Intro Flashcards
What is pathology
the study of signs of diseases and mechanisms that underlie disease. It includes the study of the functional and morphological changes in the tissue and fluids of the body during disease.
What is disease?
a condition of the living animal or plant body or of one of its parts that impairs normal functioning and is typically manifested by distinguishing signs and symptoms
Functional and morphological changes
Functional changes are changes in the function of an organ. The structure of the organ might remain normal.
Morphological changes are changes in the actual structure of an organ.
What is a lesion?
A lesion is an abnormal change in structure of an organ or part due to injury or disease
Clinical symptoms
The discomfort or pain due to a disease or injury that is felt by the patient.
Clinical signs
a medical condition that can be observed by the clinician/pathologist.
Aetiology
the cause of the condition/disease – bacteria, virus, protozoa, unusual food,
toxins, sudden change of diet etc.
Pathogenesis
the sequence of events from the point at which the lesion began through
its entire development. A step by step progression from the normal stage through to the abnormal structural or functional state.
Pathognomonic
A sign/symptom/lesion that is so characteristic of a disease that it can be used to make a diagnosis. E.g. Negri bodies for rabies
Diagnosis
this is the process of identifying a disease by its signs, symptoms and results of various diagnostic procedures.
Types of Diagnosis
Morphological
Aetiological
Tentative
Differential
Definitive
Morphological diagnosis
this is a type of diagnosis that involves naming the lesions.
Aetiological diagnosis
this is the type of diagnosis that involves naming the cause of the disease.
Tentative diagnosis
this is the type of diagnosis that involves naming your suspected cause of the disease, or a temporal diagnosis based on all the clinical signs, symptoms and lesions.
Differential diagnosis
this is a list of diseases that have similar signs to what the animal is exhibiting.
Definitive diagnosis
this is the naming the specific disease entity. This is normally done after conducting several tests to rule out or confirm what you had put as tentative and differential diagnosis.
Necrosis
refers to the “morphological changes caused by the progressive degradative action of enzymes on the lethally injured cell within the living body”.
After a cell dies, lysosomes rupture and their hydrolytic enzymes are released.

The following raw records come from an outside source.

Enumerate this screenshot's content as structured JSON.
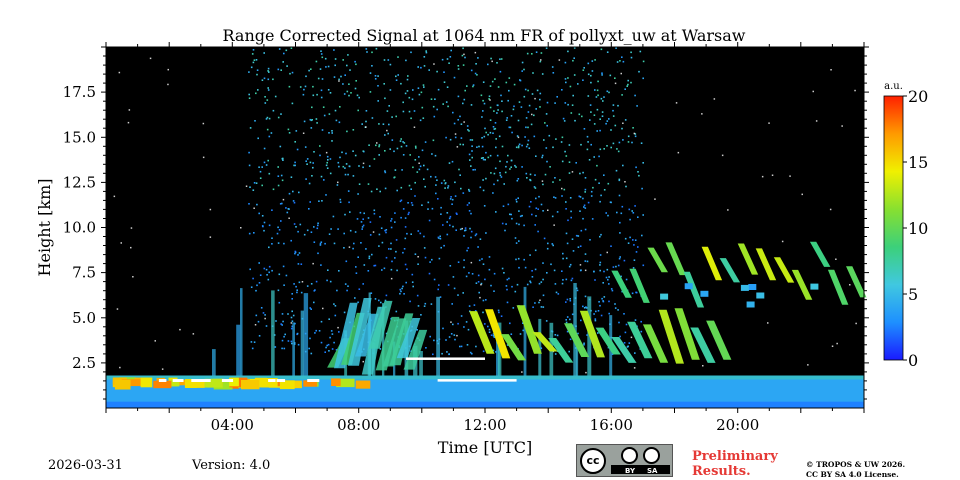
{
  "chart_data": {
    "type": "heatmap",
    "title": "Range Corrected Signal at 1064 nm FR of pollyxt_uw at Warsaw",
    "xlabel": "Time [UTC]",
    "ylabel": "Height [km]",
    "xlim_hours": [
      0,
      24
    ],
    "ylim_km": [
      0,
      20
    ],
    "x_ticks": [
      {
        "value": 4,
        "label": "04:00"
      },
      {
        "value": 8,
        "label": "08:00"
      },
      {
        "value": 12,
        "label": "12:00"
      },
      {
        "value": 16,
        "label": "16:00"
      },
      {
        "value": 20,
        "label": "20:00"
      }
    ],
    "y_ticks": [
      {
        "value": 2.5,
        "label": "2.5"
      },
      {
        "value": 5.0,
        "label": "5.0"
      },
      {
        "value": 7.5,
        "label": "7.5"
      },
      {
        "value": 10.0,
        "label": "10.0"
      },
      {
        "value": 12.5,
        "label": "12.5"
      },
      {
        "value": 15.0,
        "label": "15.0"
      },
      {
        "value": 17.5,
        "label": "17.5"
      }
    ],
    "colorbar": {
      "label": "a.u.",
      "range": [
        0,
        20
      ],
      "ticks": [
        {
          "value": 0,
          "label": "0"
        },
        {
          "value": 5,
          "label": "5"
        },
        {
          "value": 10,
          "label": "10"
        },
        {
          "value": 15,
          "label": "15"
        },
        {
          "value": 20,
          "label": "20"
        }
      ],
      "colormap": [
        "#1a1aff",
        "#1e90ff",
        "#40c8e0",
        "#3cd07a",
        "#88e030",
        "#f0f000",
        "#ff9a00",
        "#ff2000"
      ]
    },
    "features": [
      {
        "name": "boundary layer",
        "t_start": 0,
        "t_end": 24,
        "top_km": 1.8,
        "value": 4
      },
      {
        "name": "bright layer top",
        "t_start": 0,
        "t_end": 8,
        "height_km": 1.6,
        "value": 18
      },
      {
        "name": "aerosol plume",
        "t_start": 7,
        "t_end": 10,
        "height_km": 3.5,
        "value": 9
      },
      {
        "name": "cloud streaks",
        "t_start": 11.5,
        "t_end": 19.5,
        "height_km": 3.5,
        "value": 15
      },
      {
        "name": "upper cloud streaks",
        "t_start": 16,
        "t_end": 24,
        "height_km": 7.5,
        "value": 14
      },
      {
        "name": "high noise",
        "t_start": 4.5,
        "t_end": 17,
        "height_km": 14,
        "value": 7
      }
    ]
  },
  "footer": {
    "date": "2026-03-31",
    "version": "Version: 4.0",
    "license_badge": {
      "cc": "cc",
      "by": "BY",
      "sa": "SA"
    },
    "preliminary_line1": "Preliminary",
    "preliminary_line2": "Results.",
    "copyright_line1": "© TROPOS & UW 2026.",
    "copyright_line2": "CC BY SA 4.0 License."
  },
  "colors": {
    "background": "#000000",
    "preliminary": "#e53935"
  }
}
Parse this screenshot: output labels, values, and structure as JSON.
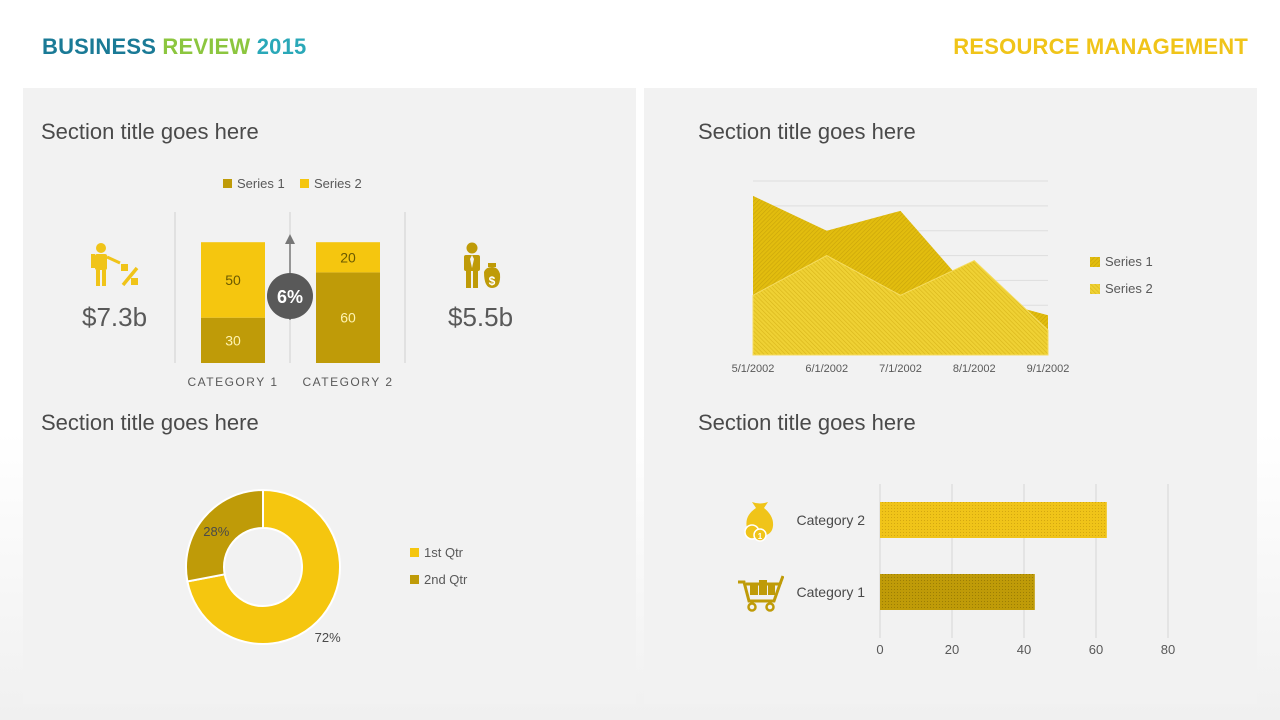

The release and activation of these lysosomal enzymes are responsible for cell necrosis. Simply, necrosis is defined as “localised cell death in a living individual”.
Postmortem changes
refer to cell death which accompanies or occurs after death of the
entire body (somatic death).
Antemortem changes
refer to those alterations that occur in cells, tissues, organs, etc. before somatic death or in the living individual.
Post-mortem autolysis
refers to self-digestion by enzymes that are present within or released into the cytoplasm of cells after death. It is due to total diffuse anoxia.
Post-mortem putrefaction
refers to the decomposition of tissues by bacterial enzymes after death of the entire body
Rigor mortis
refers to stiffening of all muscles after death. It is related to a progressive decrease in oxygen, ATP, creatinine phosphate, and pH of muscles. Thus, muscle fibres shorten as they pass into rigor. Classically, rigor mortis begins in one to six hours after death and disappears 24 to 48 hours later.
Livor mortis
refers to the discolouration of dependent parts of the body after death as a result of red blood cell destruction. It is seen as the “gravitational settling of blood” in the lower (dependent) parts of the body after death.
Algor mortis
refers to the cooling of the body after death.